O termo acima era utilizado por minha mãe quando eu era criança. Tinha como objetivo dizer que alguma coisa, alguma situação, estava difícil. Normalmente, na década de 80, as nossas maiores dificuldades estavam associadas aos preços, num mundo inflacionado ao extremo. Assim, toda vez que voltava do supermercado com as compras do mês, minha mãe dizia: “Betão, tá russo!” Imagino que a expressão esteja absolutamente associada a algo que se relacione com a tentativa de denegrir a imagem da União Soviética num contexto bipolarizado da Guerra Fria que se vivia à ocasião. Mas isso é só um chute. Pode também ser algo relacionado às dificuldades que os russos impuseram a inimigos napoleônicos ou nazistas. Sei lá.

Mais pra diante convivi com a frase: “falta combinar com os russos!”, bastante utilizada por alguns políticos para explicarem que um plano pode ou dará certo se a outra parte envolvida, por vezes adversária, também topar embarcar nas elucubrações. Essa expressão facilmente deve estar associada aos aspectos de guerras descritos acima.

Entre dificuldades e combinações, em outubro do ano passado conhecemos uma enóloga russa numa visita que fizemos à vinícola Pingus – uma joia rara de Ribera del Duero sob indicação da Mistral. A conversa, concentrada na produção da casa e que um dia descreverei aqui, logo derivou para o planeta vinho. E tão curiosa quanto nossa anfitriã se mostrou pelos vinhos do Brasil nós nos mostramos em relação ao que se fabrica no Leste Europeu. E ela nos falou bem demais dos vinhos ucranianos e disse que na Rússia a qualidade da bebida está aumentando. Desde então fiquei curioso.

Pois a ida de um grande amigo para São Petersburgo representou chance rara de, inconvenientemente, lhe fazer uma encomenda. Obviamente queria um vinho. E em telefonema de duas semanas atrás soube que ele havia atendido ao pedido. “Temos um vinho russo pra provar, mas não me peça pra dizer o que está escrito no rótulo”. Perfeito! Ou melhor: arriscado!
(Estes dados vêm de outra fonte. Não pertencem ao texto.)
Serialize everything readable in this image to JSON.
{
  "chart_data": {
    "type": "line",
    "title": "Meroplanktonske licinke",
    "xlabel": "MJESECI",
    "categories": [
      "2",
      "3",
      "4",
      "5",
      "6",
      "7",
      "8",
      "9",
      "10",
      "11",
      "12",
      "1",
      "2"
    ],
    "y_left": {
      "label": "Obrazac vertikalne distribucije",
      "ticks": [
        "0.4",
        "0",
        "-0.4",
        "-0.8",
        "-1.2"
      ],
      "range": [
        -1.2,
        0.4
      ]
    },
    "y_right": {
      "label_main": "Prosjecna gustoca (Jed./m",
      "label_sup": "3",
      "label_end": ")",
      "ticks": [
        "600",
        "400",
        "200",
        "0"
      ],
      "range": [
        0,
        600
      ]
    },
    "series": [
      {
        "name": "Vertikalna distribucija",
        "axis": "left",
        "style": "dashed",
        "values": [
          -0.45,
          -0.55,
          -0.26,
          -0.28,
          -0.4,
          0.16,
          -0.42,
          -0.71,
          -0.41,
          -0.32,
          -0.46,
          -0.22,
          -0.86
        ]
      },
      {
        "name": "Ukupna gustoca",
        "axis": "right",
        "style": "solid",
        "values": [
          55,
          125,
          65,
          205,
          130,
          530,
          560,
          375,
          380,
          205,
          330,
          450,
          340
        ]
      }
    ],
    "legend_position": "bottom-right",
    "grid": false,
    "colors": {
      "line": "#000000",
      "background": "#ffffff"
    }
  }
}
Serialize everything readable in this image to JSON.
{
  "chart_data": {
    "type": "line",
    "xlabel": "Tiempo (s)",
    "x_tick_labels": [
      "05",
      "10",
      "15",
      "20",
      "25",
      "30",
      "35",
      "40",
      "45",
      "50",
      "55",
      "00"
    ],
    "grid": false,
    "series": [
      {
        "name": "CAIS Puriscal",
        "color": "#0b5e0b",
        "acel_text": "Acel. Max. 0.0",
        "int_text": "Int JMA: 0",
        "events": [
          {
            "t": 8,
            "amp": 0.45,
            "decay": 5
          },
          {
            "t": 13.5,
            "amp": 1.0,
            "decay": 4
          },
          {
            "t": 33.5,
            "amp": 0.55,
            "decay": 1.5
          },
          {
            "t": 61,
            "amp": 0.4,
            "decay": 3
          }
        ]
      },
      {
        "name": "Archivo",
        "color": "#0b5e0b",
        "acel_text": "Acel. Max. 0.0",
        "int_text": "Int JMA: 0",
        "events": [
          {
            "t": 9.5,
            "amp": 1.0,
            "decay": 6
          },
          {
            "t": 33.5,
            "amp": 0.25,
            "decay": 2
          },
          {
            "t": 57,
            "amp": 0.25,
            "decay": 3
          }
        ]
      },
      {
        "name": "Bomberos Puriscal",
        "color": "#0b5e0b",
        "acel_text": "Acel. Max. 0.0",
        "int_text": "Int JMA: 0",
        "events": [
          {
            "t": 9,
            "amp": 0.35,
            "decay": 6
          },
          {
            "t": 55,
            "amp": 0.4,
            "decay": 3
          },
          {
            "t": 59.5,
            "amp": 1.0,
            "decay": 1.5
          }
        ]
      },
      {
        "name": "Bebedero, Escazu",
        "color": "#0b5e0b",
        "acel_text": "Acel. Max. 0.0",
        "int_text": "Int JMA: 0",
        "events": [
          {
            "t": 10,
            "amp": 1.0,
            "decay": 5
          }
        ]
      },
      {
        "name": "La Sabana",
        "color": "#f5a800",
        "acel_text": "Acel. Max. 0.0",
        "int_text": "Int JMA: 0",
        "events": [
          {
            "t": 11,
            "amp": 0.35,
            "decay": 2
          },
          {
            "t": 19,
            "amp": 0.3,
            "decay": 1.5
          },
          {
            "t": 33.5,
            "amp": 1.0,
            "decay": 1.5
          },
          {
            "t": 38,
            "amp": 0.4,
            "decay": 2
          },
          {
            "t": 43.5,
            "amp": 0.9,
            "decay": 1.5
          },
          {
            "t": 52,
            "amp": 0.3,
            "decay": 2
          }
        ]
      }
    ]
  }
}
Claro que o gesto da lembrança, a compra e o transporte são maravilhosos. Mas e o vinho? E mais: e o vinho comprado por um colega de empresa que não sabíamos se tinha intimidade com a bebida? As pesquisas sobre vinho russo me desanimaram bastante. O país é conhecido pela produção de percentuais imensos de uma bebida bem doce e de fácil consumo. Não é disso que gostamos. A esperança estava nos 20% restantes e num aprimoramento expressivo nos últimos anos. E foi o que encontramos em nossa experiência. Um vinho que, na Rússia, custou o equivalente a R$ 50 e se mostrou muito correto. Bom, e com intensidade precisa, simpáticos aromas etc. Lembrou, pelo preço e pela qualidade, os vinhos de Santa Catarina, aqueles tintos honestíssimos que estão merecendo um post aqui faz tempo. Aprovado! Sobretudo com um queijo de cabra bem curado. Aí sim: maravilha!

Vinho russo

Mas para além do caráter exótico da empreitada outro desafio se mostrou presente. Ler o rótulo e entender o que bebemos. Comprado no país de origem NADA era legível para além da safra 2014, dos 750 ML e dos 13,5% de grau alcoólico. Nada! Mas isso quem resolveu não foi meu amigo, e sim a tecnologia. Um aplicativo que fotografa textos e os traduz – o Translate Photo Free. Pronto! Sabemos que ali tinham algumas uvas, uma delas a Cabernet Sauvignon, e outros três tipos locais, dentre elas a Tsimlyanskiy Cherniy e a Krasnostop Zolotovskiy – que podem até ser algo parecido de nomes mais conhecidos, mas são chamadas de variedades únicas do Don, o rio da região de Rostov. Também descobrimos a vinícola, e foi possível chegar ao site da casa: Vedernikov Wines, um pouco desatualizado e sem essa safra e blend descrito no nosso rótulo. Na verdade, parece que falta uma quarta cepa. Mas paciência. Atingimos o objetivo! A despeito das dificuldades e cumprindo as combinações. Vache zdoróvie! (à sua saúde!)